О провокациях. Уличная реклама, гламурные журналы, эстрадные дивы и прочая постоянно демонстрируют доступность как главное женское достоинство и одновременно как главный источник женского удовольствия. Об этом только ленивый не пишет. Виноваты ли мужчины в том, что каждый день вынуждены видеть рядом с собой ослепительных, не в меру свободных от патриархальных установок красавиц? И легко ли им существовать в условиях сплошной информационной агрессии? А еще бывают женские провокации – осознанные (скажем, короткая блестящая юбка, хотя есть средства явно изящнее) и неосознанные (“он предложил,… а я не поняла,… а потом пришлось искать новую работу” - такими историями забиты сетевые чаты).
О традиции. Гениальный выход нашла исламская культура. Женщина становится объектом нападения, только если нарушает жесткую норму, определяемую традицией (она и есть закон). И в соблюдении традиционных правил поведения нет проблемы унижения женщин – она появляется только там, где нормы не определены. Кстати, женщины работают там реже и в гораздо более регламентированных условиях, так что им приходится меньше выяснять свои отношения с коллегами.
О законе. У нас тоже есть традиция на этот счет (как раз в патриархальности, “Домострое” и других “нехороших” вещах коренятся архетипические “бабы” и “мужики”, со своими глубинными ролями и функциями). Эта традиция антизападна и антилиберальна. А потому в процессе болезненного перехода с “традиционного” типа общества на “цивилизованный” (“модернистский”, “вестернизированный” - как угодно) она разваливается на куски: если в некоторых российских городах женщине все еще неприлично курить на улице, то в Москве и Петербурге ей вроде бы прилично делать все. Однако окончательной модернизации так и не случилось. Мы имеем Конституцию и Уголовный Кодекс, изо всех сил имитирующие либеральные нормы: у нас “мужчина и женщина имеют равные права и свободы и равные возможности для их реализации” (Конституция РФ, статья 19, п. 3), а “понуждение лица к половому сношению… путем шантажа, угрозы уничтожением, повреждением или изъятием имущества либо с использованием материальной или иной зависимости потерпевшего (потерпевшей) – наказывается…” (Уголовный Кодекс РФ, статья 133).

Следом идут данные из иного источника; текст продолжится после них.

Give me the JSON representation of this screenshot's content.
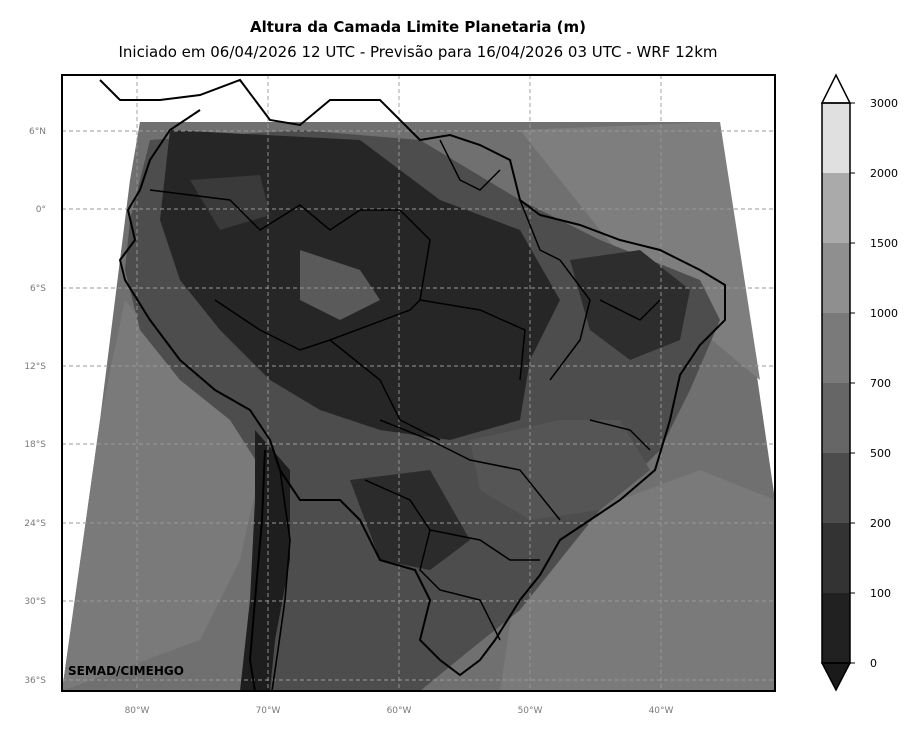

В тех далеких странах, которые обычно называются “цивилизованными”, помимо устойчивого общественного мнения и развитого законодательства существует разветвленная система поддержки жертв – консультационные, психологические и психотерапевтические службы, анонимные телефоны доверия и т.п. Однако какой здравый российский человек обратится в суд по поводу “понуждения к половому сношению”? Не зная статистики, бьюсь об заклад, что таких единицы. Достаточно представить процесс сбора доказательств и ожидания решения, не говоря уже об угрозе потери важной (доходной, интересной) работы и ломке карьеры, чтобы отказаться от этой идеи навсегда: в реальной ситуации решающую роль играет не закон, а традиция – те ее наиболее фундаментальные остатки, которые руководят поведением где-то в области спинного мозга.
Иначе говоря, формально мы на Западе, а глубинно – на Востоке. Для того, чтобы перестать сидеть на двух стульях, надо (всего-то!) сформировать ясное представление о том, какая модель нам роднее и ближе. И я не уверена, что это будет именно цивилизация.